Peat Moss (or composted forest products).     Think of the bowl of pet feed bits  having been saturated with lemon juice then dried.   It will absorb enormous volumes of water, quickly break down, the products of the breakdown will be distributed to any material touching it.   When it dries it is difficult to rehydrate; it forms a tightly compacted mass, not easily broken apart.

“Peat moss does not contain nutrients but it absorbs nutrients both already existing in the soil and those added by you. The cell structure of sphagnum peat moss is large so it can absorb extra air and nutrients like a wick or sponge. By absorbing these important nutrients, peat moss then releases them over time as your plants need them.”

Dolomite Lime:   Many growers add a small amount of dolomite lime to control the pH.     As  sugar “sweetens” the acidic lemon juice making it more palatable to us, dolomite lime counteracts the acid pH of the vermiculite and compost (peat moss)   helping to maintain the pH range of 6.4 to 6.9

Most practical for the newbie

Can I just go to a store and buy premixed African Violet potting mix?
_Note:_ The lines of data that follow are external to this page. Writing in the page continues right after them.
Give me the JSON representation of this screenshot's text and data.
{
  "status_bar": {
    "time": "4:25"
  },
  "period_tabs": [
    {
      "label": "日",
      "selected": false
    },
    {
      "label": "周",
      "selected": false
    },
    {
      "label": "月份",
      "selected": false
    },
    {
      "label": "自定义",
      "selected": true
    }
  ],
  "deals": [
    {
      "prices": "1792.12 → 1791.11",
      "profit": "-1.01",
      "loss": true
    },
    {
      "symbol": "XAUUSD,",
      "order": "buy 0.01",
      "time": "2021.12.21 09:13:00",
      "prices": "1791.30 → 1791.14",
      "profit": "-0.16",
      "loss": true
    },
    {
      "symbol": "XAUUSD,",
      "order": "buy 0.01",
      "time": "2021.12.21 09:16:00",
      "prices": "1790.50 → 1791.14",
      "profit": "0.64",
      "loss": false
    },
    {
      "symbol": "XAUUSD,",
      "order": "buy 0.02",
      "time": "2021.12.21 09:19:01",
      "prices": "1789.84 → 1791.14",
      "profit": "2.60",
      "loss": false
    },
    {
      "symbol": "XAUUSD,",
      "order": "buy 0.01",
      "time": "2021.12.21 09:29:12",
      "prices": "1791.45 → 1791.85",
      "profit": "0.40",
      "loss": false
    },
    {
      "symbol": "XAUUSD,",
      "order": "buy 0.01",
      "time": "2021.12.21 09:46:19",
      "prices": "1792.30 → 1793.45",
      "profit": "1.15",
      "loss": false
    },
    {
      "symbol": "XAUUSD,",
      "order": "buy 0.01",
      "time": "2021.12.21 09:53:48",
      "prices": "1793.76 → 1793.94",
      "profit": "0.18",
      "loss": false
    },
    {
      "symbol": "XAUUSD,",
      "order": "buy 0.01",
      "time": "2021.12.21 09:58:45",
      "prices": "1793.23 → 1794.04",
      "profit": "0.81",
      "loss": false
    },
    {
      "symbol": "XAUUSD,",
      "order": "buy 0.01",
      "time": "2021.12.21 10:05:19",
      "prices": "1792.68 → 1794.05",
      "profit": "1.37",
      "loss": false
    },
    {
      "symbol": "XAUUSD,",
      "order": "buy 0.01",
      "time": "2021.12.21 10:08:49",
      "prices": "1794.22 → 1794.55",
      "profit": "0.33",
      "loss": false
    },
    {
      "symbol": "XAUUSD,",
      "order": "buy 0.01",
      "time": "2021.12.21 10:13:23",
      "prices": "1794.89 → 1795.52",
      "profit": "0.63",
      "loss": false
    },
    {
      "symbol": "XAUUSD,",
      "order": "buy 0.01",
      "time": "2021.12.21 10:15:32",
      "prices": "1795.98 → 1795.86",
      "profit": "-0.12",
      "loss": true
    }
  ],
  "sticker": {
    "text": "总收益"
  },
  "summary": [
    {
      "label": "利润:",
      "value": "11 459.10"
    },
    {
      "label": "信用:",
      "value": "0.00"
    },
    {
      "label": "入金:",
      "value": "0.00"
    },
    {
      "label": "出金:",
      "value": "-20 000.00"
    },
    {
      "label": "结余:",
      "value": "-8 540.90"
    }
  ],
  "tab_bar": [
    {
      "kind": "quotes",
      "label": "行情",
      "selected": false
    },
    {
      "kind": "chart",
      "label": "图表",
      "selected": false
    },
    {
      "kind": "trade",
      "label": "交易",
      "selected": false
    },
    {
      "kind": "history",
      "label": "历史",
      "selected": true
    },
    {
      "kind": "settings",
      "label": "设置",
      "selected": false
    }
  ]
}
Sure, in fact, that is what I do.  An advantage when using a good commercial mix is the pH adjustment has been made so there is no need to be concerned.   I amend the commercial mix with perlite (a neutral pH)  for the fluffier mix  I prefer.

A word of caution:   There are good mixes and not so good.  The cheaper mixes may have large chunks of wood products and other  inferior ingredients.   You will find, as you experiment,  a favorite supplier.   I use Miracle-gro or Fafard usually, others prefer Promix  and Volkmann mixes.